Human Microbiome Program and External Partnerships:   The NIST microbiome program is working to develop measurement assurance tools that support the clinical translation of microbiome science.  Ongoing activities include the development of a human gut microbiome (human fecal) reference material and a suite of multi-omic measurement tools.  NIST also co-founded and co-leads the International Microbiome and Multi-’Omics Standards Alliance (IMMSA) which hosts quarterly webinars and biennial workshops. 

Measurements and Standards for Cancer Immunotherapy: The initial project in this area is a collaboration with stakeholders to provide reference materials for Lentiviral vector copy number (VCN) measurements. By transducing human T cells with a lentivirus expressing an anti-CD19 cassette, NIST is working on the development of standard clonal anti-CD19 CAR T model cell lines and single cell VCN measurements for CAR T-cell therapy.  

Quantitative Flow Cytometry: This project develops measurement methods, reference materials, and measurement services for aiding measurement confidence in flow cytometric assays characterizing human immune cells and extracellular vesicles in precision medicine applications. 

Cell Line Authentication: This project establishes measurement methods and data to confirm the identity of mouse and other cell lines used in research and production of biologicals.

Next Generation Metrics for Cell Therapies and Regenerative Medicine: Using high speed imaging of living cells and AI models for analysis, NIST is collecting unparalleled data of the dynamic cellular characteristics that give rise to complex biological functions.  

Standards for Immunohistochemistry (IHC): A collaboration with Tufts University and Boston Cell Standards to provide a quantitative approach for IHC measurements, including the antibodies used for checkpoint inhibitors (anti-PD-L1) therapies for cancer. 

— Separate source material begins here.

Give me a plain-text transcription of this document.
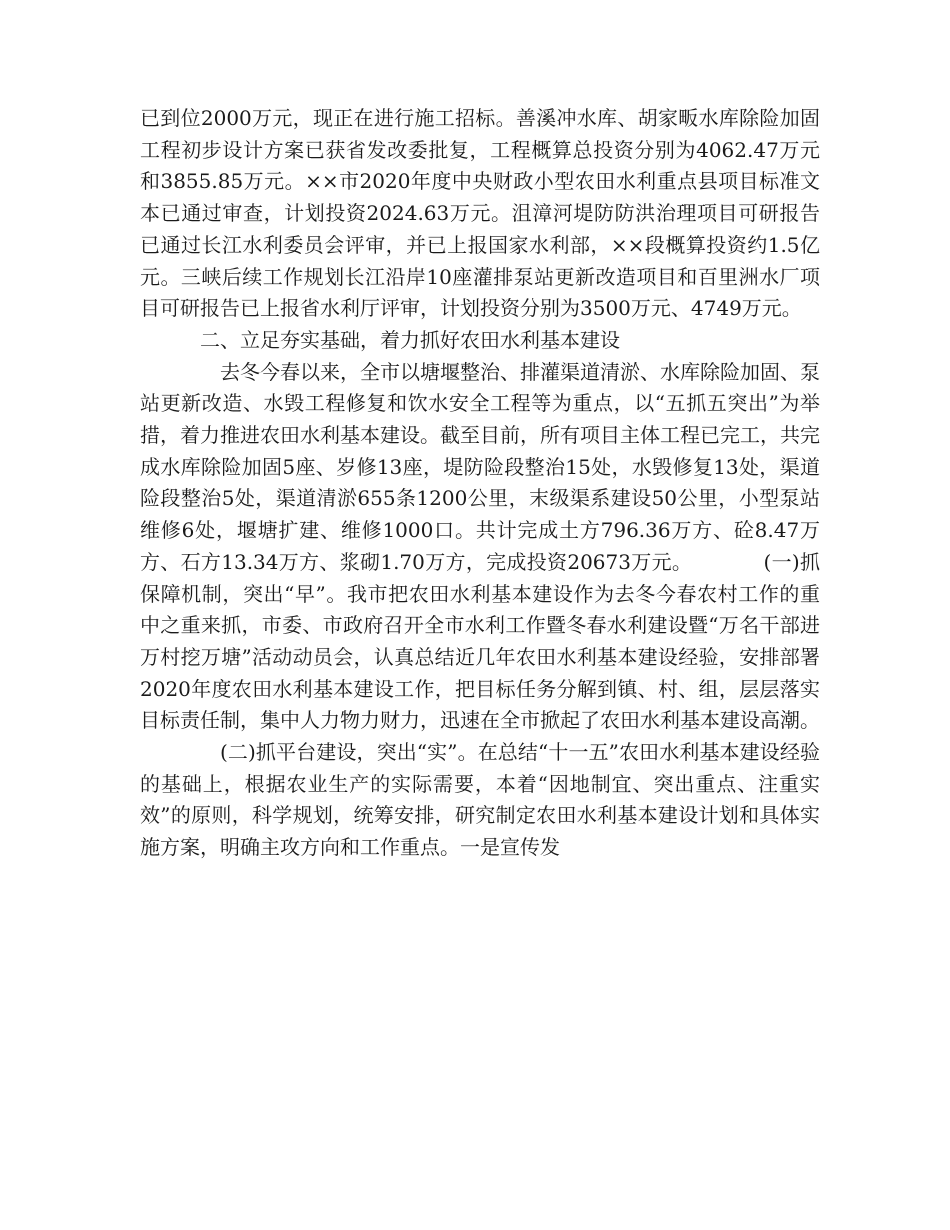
已到位2000万元，现正在进行施工招标。善溪冲水库、胡家畈水库除险加固工程初步设计方案已获省发改委批复，工程概算总投资分别为4062.47万元和3855.85万元。××市2020年度中央财政小型农田水利重点县项目标准文本已通过审查，计划投资2024.63万元。沮漳河堤防防洪治理项目可研报告已通过长江水利委员会评审，并已上报国家水利部，××段概算投资约1.5亿元。三峡后续工作规划长江沿岸10座灌排泵站更新改造项目和百里洲水厂项目可研报告已上报省水利厅评审，计划投资分别为3500万元、4749万元。

二、立足夯实基础，着力抓好农田水利基本建设

去冬今春以来，全市以塘堰整治、排灌渠道清淤、水库除险加固、泵站更新改造、水毁工程修复和饮水安全工程等为重点，以“五抓五突出”为举措，着力推进农田水利基本建设。截至目前，所有项目主体工程已完工，共完成水库除险加固5座、岁修13座，堤防险段整治15处，水毁修复13处，渠道险段整治5处，渠道清淤655条1200公里，末级渠系建设50公里，小型泵站维修6处，堰塘扩建、维修1000口。共计完成土方796.36万方、砼8.47万方、石方13.34万方、浆砌1.70万方，完成投资20673万元。　　　　(一)抓保障机制，突出“早”。我市把农田水利基本建设作为去冬今春农村工作的重中之重来抓，市委、市政府召开全市水利工作暨冬春水利建设暨“万名干部进万村挖万塘”活动动员会，认真总结近几年农田水利基本建设经验，安排部署2020年度农田水利基本建设工作，把目标任务分解到镇、村、组，层层落实目标责任制，集中人力物力财力，迅速在全市掀起了农田水利基本建设高潮。

(二)抓平台建设，突出“实”。在总结“十一五”农田水利基本建设经验的基础上，根据农业生产的实际需要，本着“因地制宜、突出重点、注重实效”的原则，科学规划，统筹安排，研究制定农田水利基本建设计划和具体实施方案，明确主攻方向和工作重点。一是宣传发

Development of Broadly Consented Matched Tumor/Normal Cell Lines for Reference Materials:  A collaboration with cancer research centers to establish broadly consented matched normal and tumor-derived cell culture lines suitable for developing genomic NIST reference materials and commercial development. NIST is currently working with the Genome in a Bottle Consortium to extensively sequence the first tumor/normal pair and develop benchmarks for somatic variants.

Standards Development

NIST develops standards for precision medicine that can be used for the measurement assurance of assays used in basic research and in clinical laboratories.

Stakeholder Engagement

NIST standards are developed in consultation with experts from industry, academic, and government laboratories.